The top 5 UK banks (HSBC, Barclays, Standard Chartered, RBS and Lloyds) are complicit in fuelling climate change and destroying communities and the environment in the rainforests of Indonesian Borneo through their financing of an Indonesian coal boom, according to a new report released today (see video below).
UK banks have lent more money for Indonesian coal than banks from any other country since 2009, while Standard Chartered, the UK's second biggest bank, has lent more than any other bank in the world. 83 per cent of coal produced in Indonesia's top coal province on the island of Borneo is mined by companies part-financed by UK banks according to WDM research.
The report by the World Development Movement follows the Intergovernmental Panel on Climate Change's landmark assessment of the state of the world's climate, and comes on the first day of new rules requiring all UK companies to make their carbon emissions public. Campaigners say the UK rules will let banks off the hook by failing to include emissions from fossil fuel projects they finance.
Standard Chartered loaned US$1 billion (£640 million) to Indonesian company Borneo Lumbung in 2012. Borneo Lumbung's coal mine has polluted the river that the people of Maruwei village rely on according to villagers' testimony given to WDM researchers.
Yesmaida, a woman from Maruwei, told the World Development Movement: "The river is now dark and dirty. Sometimes when we wash, it feels itchy. More importantly, we can't drink the water anymore. The water used to be clean and clear, not like it is now."
Barclays has loaned £127 million to Bumi Resources, owner of Indonesia's biggest coal mine. Bumi Resources is 29 per cent owned by the disgraced London-listed company Bumi plc created by Nat Rothschild. Its Kaltim Prima Coal project has resulted in many people losing their land, with one indigenous village, Segading, having been displaced three times said the villagers.
Gagay, leader of the Dayak Basap tribe in Segading, told the World Development Movement: "The Dayak Basap tribe depend on the forest but the company destroys it. We used to be hunters in the forest. We cannot hunt any more but we cannot work for the company either as we don't have enough education."
London-listed mining giant BHP Billiton has received a total of £6.3 billion since 2009 from Barclays, Standard Chartered, RBS and Lloyds, and as it is a FTSE 100 company, almost every pension fund in the UK invests in it. BHP Billiton plans to open coal mines across a vast area of Borneo threatening to destroy large areas of rainforest on which indigenous people depend said the WDM.
The World Development Movement is calling for rules to stop UK banks and pension funds bankrolling climate change and creating a carbon bubble which threatens to cause a new financial crisis.

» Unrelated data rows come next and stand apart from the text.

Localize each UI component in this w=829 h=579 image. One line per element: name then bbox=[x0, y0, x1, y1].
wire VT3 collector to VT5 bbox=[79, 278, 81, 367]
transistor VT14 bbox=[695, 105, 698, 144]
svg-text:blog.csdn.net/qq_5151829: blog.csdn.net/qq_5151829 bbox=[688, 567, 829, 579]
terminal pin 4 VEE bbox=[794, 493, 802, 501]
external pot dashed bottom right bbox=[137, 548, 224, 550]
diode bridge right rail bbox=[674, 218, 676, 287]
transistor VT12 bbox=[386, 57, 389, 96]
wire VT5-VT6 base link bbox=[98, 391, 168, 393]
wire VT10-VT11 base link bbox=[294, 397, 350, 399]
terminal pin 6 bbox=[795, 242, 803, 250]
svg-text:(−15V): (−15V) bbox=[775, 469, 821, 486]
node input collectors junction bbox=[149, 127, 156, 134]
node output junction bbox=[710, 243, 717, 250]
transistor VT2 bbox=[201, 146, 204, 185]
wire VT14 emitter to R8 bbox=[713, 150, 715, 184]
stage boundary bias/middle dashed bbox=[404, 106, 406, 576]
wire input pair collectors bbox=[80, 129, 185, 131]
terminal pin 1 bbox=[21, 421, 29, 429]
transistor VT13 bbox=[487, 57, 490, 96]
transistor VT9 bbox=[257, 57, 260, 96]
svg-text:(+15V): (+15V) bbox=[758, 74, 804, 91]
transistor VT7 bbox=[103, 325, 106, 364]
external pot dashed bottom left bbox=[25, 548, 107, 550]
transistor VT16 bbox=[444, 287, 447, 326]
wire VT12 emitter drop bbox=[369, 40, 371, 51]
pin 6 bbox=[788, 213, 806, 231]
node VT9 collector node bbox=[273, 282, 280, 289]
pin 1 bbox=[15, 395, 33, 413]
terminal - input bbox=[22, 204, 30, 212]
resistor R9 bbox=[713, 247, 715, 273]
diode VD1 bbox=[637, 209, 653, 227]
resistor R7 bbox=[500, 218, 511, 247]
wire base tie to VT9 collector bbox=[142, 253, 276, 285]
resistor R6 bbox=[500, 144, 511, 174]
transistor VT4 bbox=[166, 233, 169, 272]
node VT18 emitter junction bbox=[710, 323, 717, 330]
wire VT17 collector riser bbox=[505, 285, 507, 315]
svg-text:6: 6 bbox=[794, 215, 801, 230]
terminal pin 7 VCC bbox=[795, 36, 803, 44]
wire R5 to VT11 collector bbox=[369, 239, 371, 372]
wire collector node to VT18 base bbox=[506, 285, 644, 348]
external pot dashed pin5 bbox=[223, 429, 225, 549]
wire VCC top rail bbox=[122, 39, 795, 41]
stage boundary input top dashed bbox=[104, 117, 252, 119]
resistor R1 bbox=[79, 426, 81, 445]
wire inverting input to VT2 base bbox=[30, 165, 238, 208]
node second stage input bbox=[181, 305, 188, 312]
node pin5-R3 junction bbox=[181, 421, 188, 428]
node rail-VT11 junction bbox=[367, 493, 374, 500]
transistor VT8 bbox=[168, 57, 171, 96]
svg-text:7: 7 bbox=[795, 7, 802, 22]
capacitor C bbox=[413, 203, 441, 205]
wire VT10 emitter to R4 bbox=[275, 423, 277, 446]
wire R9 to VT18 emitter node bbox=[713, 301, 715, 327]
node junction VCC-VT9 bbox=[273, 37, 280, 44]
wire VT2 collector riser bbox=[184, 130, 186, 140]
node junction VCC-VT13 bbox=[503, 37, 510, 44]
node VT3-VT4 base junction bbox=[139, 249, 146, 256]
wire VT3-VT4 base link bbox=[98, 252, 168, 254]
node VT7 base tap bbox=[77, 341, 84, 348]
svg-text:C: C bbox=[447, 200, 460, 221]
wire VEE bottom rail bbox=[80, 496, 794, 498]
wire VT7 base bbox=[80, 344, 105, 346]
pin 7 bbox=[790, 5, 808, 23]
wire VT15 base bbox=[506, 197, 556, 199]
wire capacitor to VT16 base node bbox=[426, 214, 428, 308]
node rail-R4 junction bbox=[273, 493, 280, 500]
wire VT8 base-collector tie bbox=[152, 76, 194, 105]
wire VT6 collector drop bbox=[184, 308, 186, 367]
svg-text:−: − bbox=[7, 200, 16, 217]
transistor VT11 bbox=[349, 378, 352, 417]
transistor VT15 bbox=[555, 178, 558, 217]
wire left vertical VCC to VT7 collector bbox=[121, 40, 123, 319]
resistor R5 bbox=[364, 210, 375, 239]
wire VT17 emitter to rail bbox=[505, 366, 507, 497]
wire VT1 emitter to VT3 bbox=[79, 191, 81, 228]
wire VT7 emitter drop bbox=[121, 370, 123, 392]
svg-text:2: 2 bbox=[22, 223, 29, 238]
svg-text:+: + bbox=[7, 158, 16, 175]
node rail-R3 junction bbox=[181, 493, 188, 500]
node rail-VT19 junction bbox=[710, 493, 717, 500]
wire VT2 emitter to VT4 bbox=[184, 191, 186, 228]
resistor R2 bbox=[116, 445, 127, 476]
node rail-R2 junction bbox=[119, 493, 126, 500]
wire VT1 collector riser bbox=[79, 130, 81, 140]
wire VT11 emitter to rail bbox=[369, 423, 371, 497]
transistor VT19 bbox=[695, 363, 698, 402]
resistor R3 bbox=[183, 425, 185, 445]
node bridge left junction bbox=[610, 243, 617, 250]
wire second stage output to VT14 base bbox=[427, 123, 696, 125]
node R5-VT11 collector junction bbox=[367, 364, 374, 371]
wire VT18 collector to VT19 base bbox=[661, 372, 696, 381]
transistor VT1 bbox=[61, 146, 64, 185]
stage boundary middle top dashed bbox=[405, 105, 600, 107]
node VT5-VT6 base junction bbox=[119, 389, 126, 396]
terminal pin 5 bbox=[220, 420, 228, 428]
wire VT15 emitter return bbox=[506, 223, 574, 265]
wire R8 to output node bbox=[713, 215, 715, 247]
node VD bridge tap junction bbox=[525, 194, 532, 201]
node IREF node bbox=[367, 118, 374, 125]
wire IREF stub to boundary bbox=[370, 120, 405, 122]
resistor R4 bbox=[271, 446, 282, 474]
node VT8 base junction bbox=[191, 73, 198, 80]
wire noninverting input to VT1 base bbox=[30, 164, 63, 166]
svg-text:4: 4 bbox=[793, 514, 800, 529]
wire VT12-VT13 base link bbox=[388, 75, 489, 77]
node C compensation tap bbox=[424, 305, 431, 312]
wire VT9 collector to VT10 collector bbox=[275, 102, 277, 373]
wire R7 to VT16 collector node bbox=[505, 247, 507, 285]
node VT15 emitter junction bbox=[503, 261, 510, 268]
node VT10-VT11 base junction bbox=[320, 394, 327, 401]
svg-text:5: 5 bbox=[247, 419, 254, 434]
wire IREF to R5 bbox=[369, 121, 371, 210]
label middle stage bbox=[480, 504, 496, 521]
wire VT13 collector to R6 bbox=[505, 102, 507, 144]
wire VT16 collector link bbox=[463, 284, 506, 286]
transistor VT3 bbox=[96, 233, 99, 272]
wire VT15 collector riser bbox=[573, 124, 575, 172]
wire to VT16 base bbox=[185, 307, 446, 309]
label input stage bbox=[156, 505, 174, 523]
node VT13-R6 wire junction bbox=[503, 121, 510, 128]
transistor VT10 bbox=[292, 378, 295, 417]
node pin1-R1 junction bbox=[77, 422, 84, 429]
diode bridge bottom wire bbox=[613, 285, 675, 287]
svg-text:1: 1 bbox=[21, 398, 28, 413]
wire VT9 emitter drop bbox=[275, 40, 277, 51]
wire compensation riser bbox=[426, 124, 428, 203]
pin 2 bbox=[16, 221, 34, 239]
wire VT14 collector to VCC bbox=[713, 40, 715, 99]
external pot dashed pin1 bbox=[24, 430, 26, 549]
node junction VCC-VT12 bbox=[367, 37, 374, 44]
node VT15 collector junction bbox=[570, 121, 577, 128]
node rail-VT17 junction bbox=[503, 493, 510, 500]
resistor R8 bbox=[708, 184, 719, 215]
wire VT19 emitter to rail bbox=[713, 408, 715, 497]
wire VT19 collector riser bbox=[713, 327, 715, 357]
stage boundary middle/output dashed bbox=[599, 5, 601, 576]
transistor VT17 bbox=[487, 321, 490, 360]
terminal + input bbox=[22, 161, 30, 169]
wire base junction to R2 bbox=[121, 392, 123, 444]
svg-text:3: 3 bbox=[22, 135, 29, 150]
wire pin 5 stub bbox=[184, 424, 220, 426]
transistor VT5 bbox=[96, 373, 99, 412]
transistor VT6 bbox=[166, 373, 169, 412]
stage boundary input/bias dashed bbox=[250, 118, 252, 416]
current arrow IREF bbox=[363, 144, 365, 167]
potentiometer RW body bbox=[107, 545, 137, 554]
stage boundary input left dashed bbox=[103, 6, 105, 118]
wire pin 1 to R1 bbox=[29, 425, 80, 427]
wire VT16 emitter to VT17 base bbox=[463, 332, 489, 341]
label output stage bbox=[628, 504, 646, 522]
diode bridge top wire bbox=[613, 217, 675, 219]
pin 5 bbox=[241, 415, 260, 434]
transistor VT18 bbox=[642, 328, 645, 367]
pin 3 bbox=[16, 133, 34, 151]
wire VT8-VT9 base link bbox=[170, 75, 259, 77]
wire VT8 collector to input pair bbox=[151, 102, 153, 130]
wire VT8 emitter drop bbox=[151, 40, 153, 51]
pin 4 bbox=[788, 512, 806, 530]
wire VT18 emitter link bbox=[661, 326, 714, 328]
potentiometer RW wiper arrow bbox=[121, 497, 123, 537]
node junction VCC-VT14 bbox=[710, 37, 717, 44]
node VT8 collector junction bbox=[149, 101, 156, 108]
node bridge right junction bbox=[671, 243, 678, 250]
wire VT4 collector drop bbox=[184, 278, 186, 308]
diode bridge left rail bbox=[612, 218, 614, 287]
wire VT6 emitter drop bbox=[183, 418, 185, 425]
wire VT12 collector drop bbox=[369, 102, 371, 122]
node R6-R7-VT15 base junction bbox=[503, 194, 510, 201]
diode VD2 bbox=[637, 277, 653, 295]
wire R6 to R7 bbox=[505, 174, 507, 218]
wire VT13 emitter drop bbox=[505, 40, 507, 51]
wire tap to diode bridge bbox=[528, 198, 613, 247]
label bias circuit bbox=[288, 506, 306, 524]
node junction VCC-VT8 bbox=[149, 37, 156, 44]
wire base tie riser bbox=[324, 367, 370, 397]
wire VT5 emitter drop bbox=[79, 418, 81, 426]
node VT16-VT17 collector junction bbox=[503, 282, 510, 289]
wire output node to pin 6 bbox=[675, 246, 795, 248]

Alex Scrivener, campaigner at the World Development Movement, said today: "The coal boom is leaving a trail of destruction across Indonesian Borneo, wrecking the rainforest and wrecking people's lives. Here as in so many fossil fuel projects across the world, the invisible hand of UK finance is at work. We have to stop our banks pouring billions into dirty energy that fuels climate change and ruins local people's environments and livelihoods. And we have to stop destructive fossil fuel companies accessing UK investors' money by listing on the London Stock Exchange."
According to the WDM the top five UK banks HSBC, Barclays, Standard Chartered, RBS and Lloyds underwrote bonds and shares in fossil fuel companies worth £170 billion between 2010 and 2012. The London Stock Exchange holds more coal reserves than any other stock exchange, and total fossil fuel shares worth £900 billion (LSE 'Companies and Issuers' 31st December 2012), giving dirty coal, oil and gas companies access to money from UK pension funds and investors. The value of shares in renewable energy companies on the exchange is only £5 billion, or 0.56 per cent of the value of fossil fuel shares.
The World Development Movement is calling for the new carbon reporting rules to force banks and pension funds to report the carbon emissions from the fossil fuel extraction they finance, and for regulation requiring them to make public details of their fossil fuel investments. The campaign group is also calling on the Financial Conduct Authority (FCA) to reform the listing criteria for the London Stock Exchange so that companies with poor social, environmental and climate records are unable to list.